Sunday, January 26, 2014

Reflections on MacDonald's "Fantastic Imagination"



“Inharmonious, unconsorting ideas will come to a man, but if he try to use one of such, his work will grow dull, and he will drop it from mere lack of interest. Law is the soil in which alone beauty will grow; beauty is the only stuff in which Truth can be clothed; and you may, if you will, call Imagination the tailor that cuts her garments to fit her”—George MacDonald, Fantastic Imagination

George MacDonald uses the realm of fantasy to show that human beings are locked in the cage of God’s Law, if you will, the reason of the world, God’s Reason.
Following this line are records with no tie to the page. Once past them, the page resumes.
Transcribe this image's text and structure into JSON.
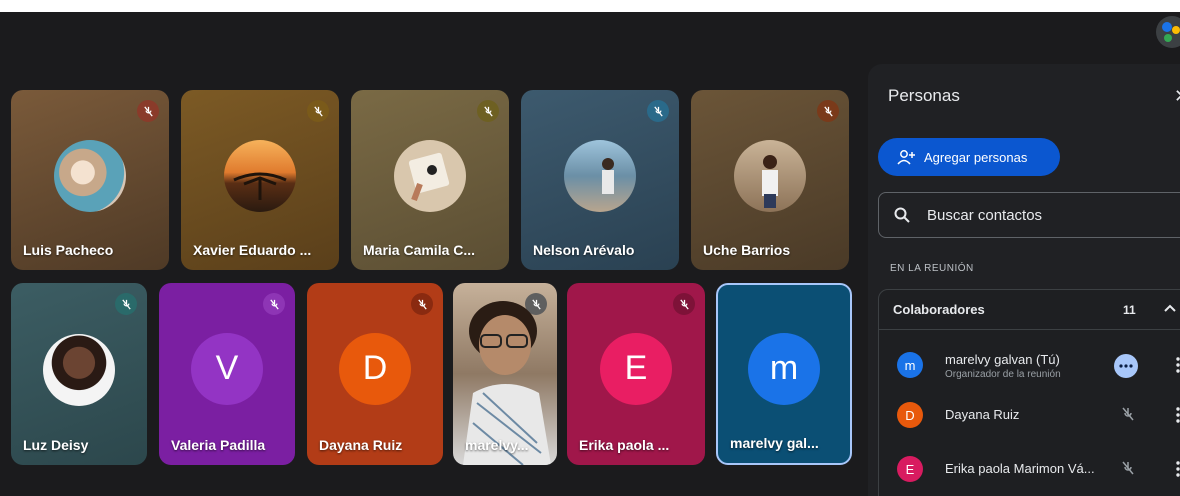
{
  "tiles": [
    {
      "name": "Luis Pacheco",
      "muted": true
    },
    {
      "name": "Xavier Eduardo ...",
      "muted": true
    },
    {
      "name": "Maria Camila C...",
      "muted": true
    },
    {
      "name": "Nelson Arévalo",
      "muted": true
    },
    {
      "name": "Uche Barrios",
      "muted": true
    },
    {
      "name": "Luz Deisy",
      "muted": true
    },
    {
      "name": "Valeria Padilla",
      "initial": "V",
      "muted": true
    },
    {
      "name": "Dayana Ruiz",
      "initial": "D",
      "muted": true
    },
    {
      "name": "marelvy...",
      "muted": true
    },
    {
      "name": "Erika paola ...",
      "initial": "E",
      "muted": true
    },
    {
      "name": "marelvy gal...",
      "initial": "m",
      "muted": false
    }
  ],
  "panel": {
    "title": "Personas",
    "add_people_label": "Agregar personas",
    "search_placeholder": "Buscar contactos",
    "section_label": "EN LA REUNIÓN",
    "group": {
      "name": "Colaboradores",
      "count": "11"
    },
    "people": [
      {
        "initial": "m",
        "name": "marelvy galvan (Tú)",
        "role": "Organizador de la reunión",
        "color": "#1a73e8"
      },
      {
        "initial": "D",
        "name": "Dayana Ruiz",
        "color": "#e8590c"
      },
      {
        "initial": "E",
        "name": "Erika paola Marimon Vá...",
        "color": "#d81b60"
      }
    ]
  },
  "colors": {
    "accent": "#0b57d0",
    "panel_bg": "#202124"
  }
}
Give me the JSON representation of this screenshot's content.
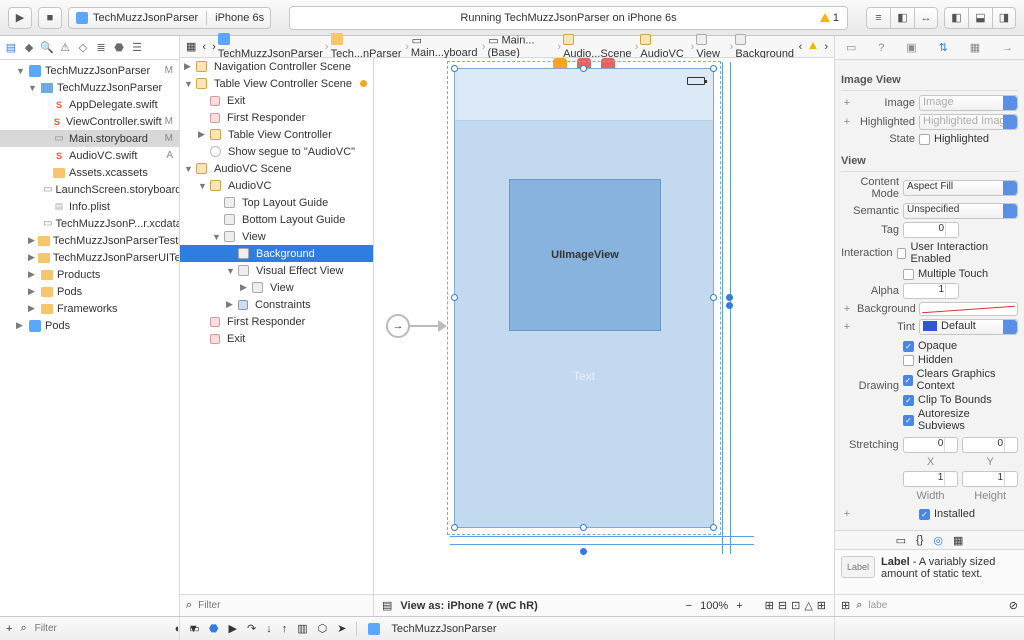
{
  "toolbar": {
    "scheme_project": "TechMuzzJsonParser",
    "scheme_device": "iPhone 6s",
    "status_text": "Running TechMuzzJsonParser on iPhone 6s",
    "warning_count": "1"
  },
  "nav": {
    "items": [
      {
        "d": 1,
        "disc": "▼",
        "ico": "proj",
        "label": "TechMuzzJsonParser",
        "stat": "M"
      },
      {
        "d": 2,
        "disc": "▼",
        "ico": "fold-b",
        "label": "TechMuzzJsonParser",
        "stat": ""
      },
      {
        "d": 3,
        "disc": "",
        "ico": "swift",
        "label": "AppDelegate.swift",
        "stat": ""
      },
      {
        "d": 3,
        "disc": "",
        "ico": "swift",
        "label": "ViewController.swift",
        "stat": "M"
      },
      {
        "d": 3,
        "disc": "",
        "ico": "sb",
        "label": "Main.storyboard",
        "stat": "M",
        "sel": true
      },
      {
        "d": 3,
        "disc": "",
        "ico": "swift",
        "label": "AudioVC.swift",
        "stat": "A"
      },
      {
        "d": 3,
        "disc": "",
        "ico": "fold",
        "label": "Assets.xcassets",
        "stat": ""
      },
      {
        "d": 3,
        "disc": "",
        "ico": "sb",
        "label": "LaunchScreen.storyboard",
        "stat": ""
      },
      {
        "d": 3,
        "disc": "",
        "ico": "plist",
        "label": "Info.plist",
        "stat": ""
      },
      {
        "d": 3,
        "disc": "",
        "ico": "sb",
        "label": "TechMuzzJsonP...r.xcdatamodeld",
        "stat": ""
      },
      {
        "d": 2,
        "disc": "▶",
        "ico": "fold",
        "label": "TechMuzzJsonParserTests",
        "stat": ""
      },
      {
        "d": 2,
        "disc": "▶",
        "ico": "fold",
        "label": "TechMuzzJsonParserUITests",
        "stat": ""
      },
      {
        "d": 2,
        "disc": "▶",
        "ico": "fold",
        "label": "Products",
        "stat": ""
      },
      {
        "d": 2,
        "disc": "▶",
        "ico": "fold",
        "label": "Pods",
        "stat": ""
      },
      {
        "d": 2,
        "disc": "▶",
        "ico": "fold",
        "label": "Frameworks",
        "stat": ""
      },
      {
        "d": 1,
        "disc": "▶",
        "ico": "proj",
        "label": "Pods",
        "stat": ""
      }
    ],
    "filter_placeholder": "Filter"
  },
  "jump": {
    "items": [
      "TechMuzzJsonParser",
      "Tech...nParser",
      "Main...yboard",
      "Main...(Base)",
      "Audio...Scene",
      "AudioVC",
      "View",
      "Background"
    ]
  },
  "outline": {
    "items": [
      {
        "d": 0,
        "disc": "▶",
        "ico": "sq-o",
        "label": "Navigation Controller Scene"
      },
      {
        "d": 0,
        "disc": "▼",
        "ico": "sq-o",
        "label": "Table View Controller Scene",
        "dot": true
      },
      {
        "d": 1,
        "disc": "",
        "ico": "sq-r",
        "label": "Exit"
      },
      {
        "d": 1,
        "disc": "",
        "ico": "sq-r",
        "label": "First Responder"
      },
      {
        "d": 1,
        "disc": "▶",
        "ico": "sq-o",
        "label": "Table View Controller"
      },
      {
        "d": 1,
        "disc": "",
        "ico": "circ",
        "label": "Show segue to \"AudioVC\""
      },
      {
        "d": 0,
        "disc": "▼",
        "ico": "sq-o",
        "label": "AudioVC Scene"
      },
      {
        "d": 1,
        "disc": "▼",
        "ico": "sq-o",
        "label": "AudioVC"
      },
      {
        "d": 2,
        "disc": "",
        "ico": "sq-g",
        "label": "Top Layout Guide"
      },
      {
        "d": 2,
        "disc": "",
        "ico": "sq-g",
        "label": "Bottom Layout Guide"
      },
      {
        "d": 2,
        "disc": "▼",
        "ico": "sq-g",
        "label": "View"
      },
      {
        "d": 3,
        "disc": "",
        "ico": "sq-g",
        "label": "Background",
        "sel": true
      },
      {
        "d": 3,
        "disc": "▼",
        "ico": "sq-g",
        "label": "Visual Effect View"
      },
      {
        "d": 4,
        "disc": "▶",
        "ico": "sq-g",
        "label": "View"
      },
      {
        "d": 3,
        "disc": "▶",
        "ico": "sq-b",
        "label": "Constraints"
      },
      {
        "d": 1,
        "disc": "",
        "ico": "sq-r",
        "label": "First Responder"
      },
      {
        "d": 1,
        "disc": "",
        "ico": "sq-r",
        "label": "Exit"
      }
    ],
    "filter_placeholder": "Filter"
  },
  "canvas": {
    "uiimage_label": "UIImageView",
    "text_label": "Text",
    "view_as": "View as: iPhone 7 (wC hR)",
    "zoom": "100%"
  },
  "inspector": {
    "sect_imageview": "Image View",
    "image_label": "Image",
    "image_ph": "Image",
    "highlighted_label": "Highlighted",
    "highlighted_ph": "Highlighted Image",
    "state_label": "State",
    "state_opt": "Highlighted",
    "sect_view": "View",
    "contentmode_label": "Content Mode",
    "contentmode_val": "Aspect Fill",
    "semantic_label": "Semantic",
    "semantic_val": "Unspecified",
    "tag_label": "Tag",
    "tag_val": "0",
    "interaction_label": "Interaction",
    "interaction_opt1": "User Interaction Enabled",
    "interaction_opt2": "Multiple Touch",
    "alpha_label": "Alpha",
    "alpha_val": "1",
    "background_label": "Background",
    "tint_label": "Tint",
    "tint_val": "Default",
    "drawing_label": "Drawing",
    "drawing_opts": [
      "Opaque",
      "Hidden",
      "Clears Graphics Context",
      "Clip To Bounds",
      "Autoresize Subviews"
    ],
    "drawing_checked": [
      true,
      false,
      true,
      true,
      true
    ],
    "stretching_label": "Stretching",
    "stretch_x": "0",
    "stretch_y": "0",
    "stretch_w": "1",
    "stretch_h": "1",
    "stretch_xl": "X",
    "stretch_yl": "Y",
    "stretch_wl": "Width",
    "stretch_hl": "Height",
    "installed_label": "Installed",
    "lib_title": "Label",
    "lib_desc": " - A variably sized amount of static text.",
    "lib_filter": "labe"
  },
  "debug": {
    "project": "TechMuzzJsonParser"
  }
}
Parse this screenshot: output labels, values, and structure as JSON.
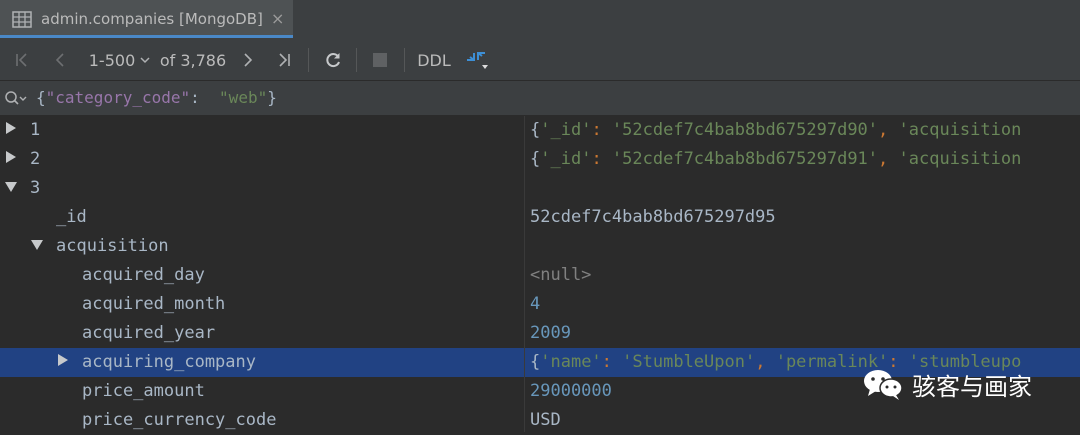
{
  "tab": {
    "title": "admin.companies [MongoDB]",
    "close": "×"
  },
  "toolbar": {
    "range": "1-500",
    "total": "of 3,786",
    "ddl": "DDL"
  },
  "filter": {
    "open": "{",
    "key": "\"category_code\"",
    "colon": ":  ",
    "value": "\"web\"",
    "close": "}"
  },
  "rows": [
    {
      "key": "1",
      "value_parts": [
        "{",
        "'_id'",
        ": ",
        "'52cdef7c4bab8bd675297d90'",
        ", ",
        "'acquisition"
      ]
    },
    {
      "key": "2",
      "value_parts": [
        "{",
        "'_id'",
        ": ",
        "'52cdef7c4bab8bd675297d91'",
        ", ",
        "'acquisition"
      ]
    },
    {
      "key": "3",
      "value": ""
    },
    {
      "key": "_id",
      "value": "52cdef7c4bab8bd675297d95"
    },
    {
      "key": "acquisition",
      "value": ""
    },
    {
      "key": "acquired_day",
      "value": "<null>"
    },
    {
      "key": "acquired_month",
      "value": "4"
    },
    {
      "key": "acquired_year",
      "value": "2009"
    },
    {
      "key": "acquiring_company",
      "value_parts": [
        "{",
        "'name'",
        ": ",
        "'StumbleUpon'",
        ", ",
        "'permalink'",
        ": ",
        "'stumbleupo"
      ]
    },
    {
      "key": "price_amount",
      "value": "29000000"
    },
    {
      "key": "price_currency_code",
      "value": "USD"
    }
  ],
  "watermark": {
    "text": "骇客与画家"
  },
  "colors": {
    "accent": "#4a88c7",
    "selection": "#214283",
    "background": "#2b2b2b"
  }
}
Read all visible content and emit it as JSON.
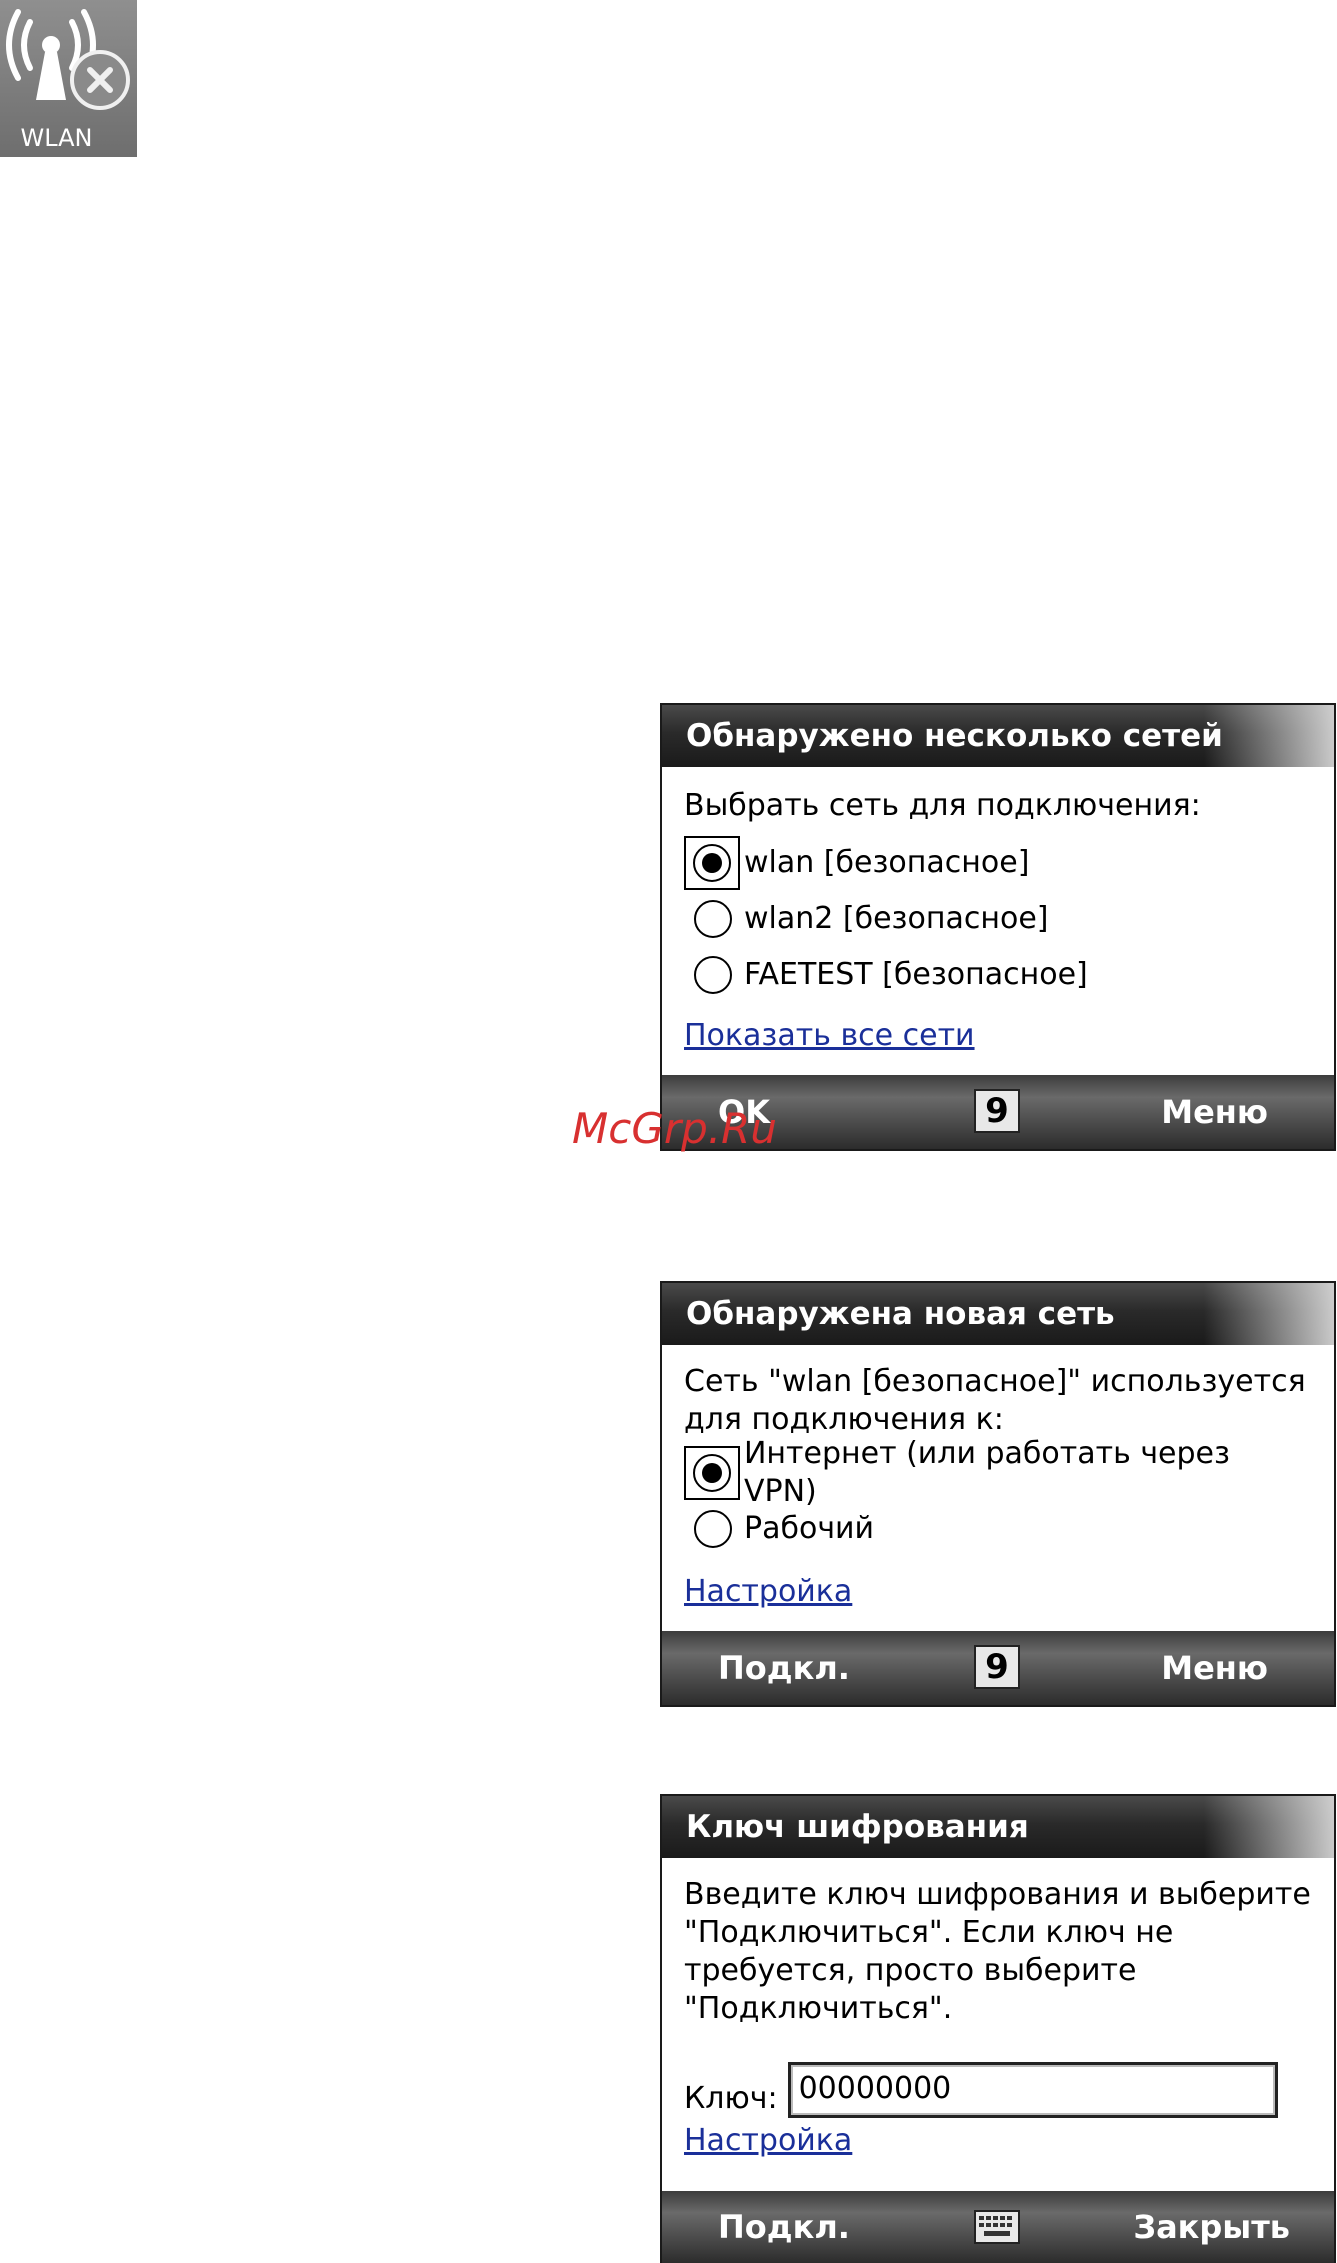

But his religious comparisons seem to break down into a desire to fight the contentions of reason or the author’s intended truth.

In one place MacDonald suggests that beauty is dependent upon truth to exist but later retorts that another’s meaning of a text may be higher than what an author intended.

This might be sloppy thinking or connecting on his part, but it would seem more reasonable and perhaps more academic to conclude that what MacDonald desires is to get people off the train of needing to extract explicit meaning from everything written and fantastic.

“If I cannot draw a horse, I will not write THIS IS A HORSE under what I foolishly meant for one. Any key to a work of imagination would be nearly, if not quite, as absurd. The tale is there not to hide, but to show: if it show nothing at your window, do not open your door to it; leave it out in the cold.”  

In addition he gives power back to the reader, enlisting them into the conversation of producing textual meaning.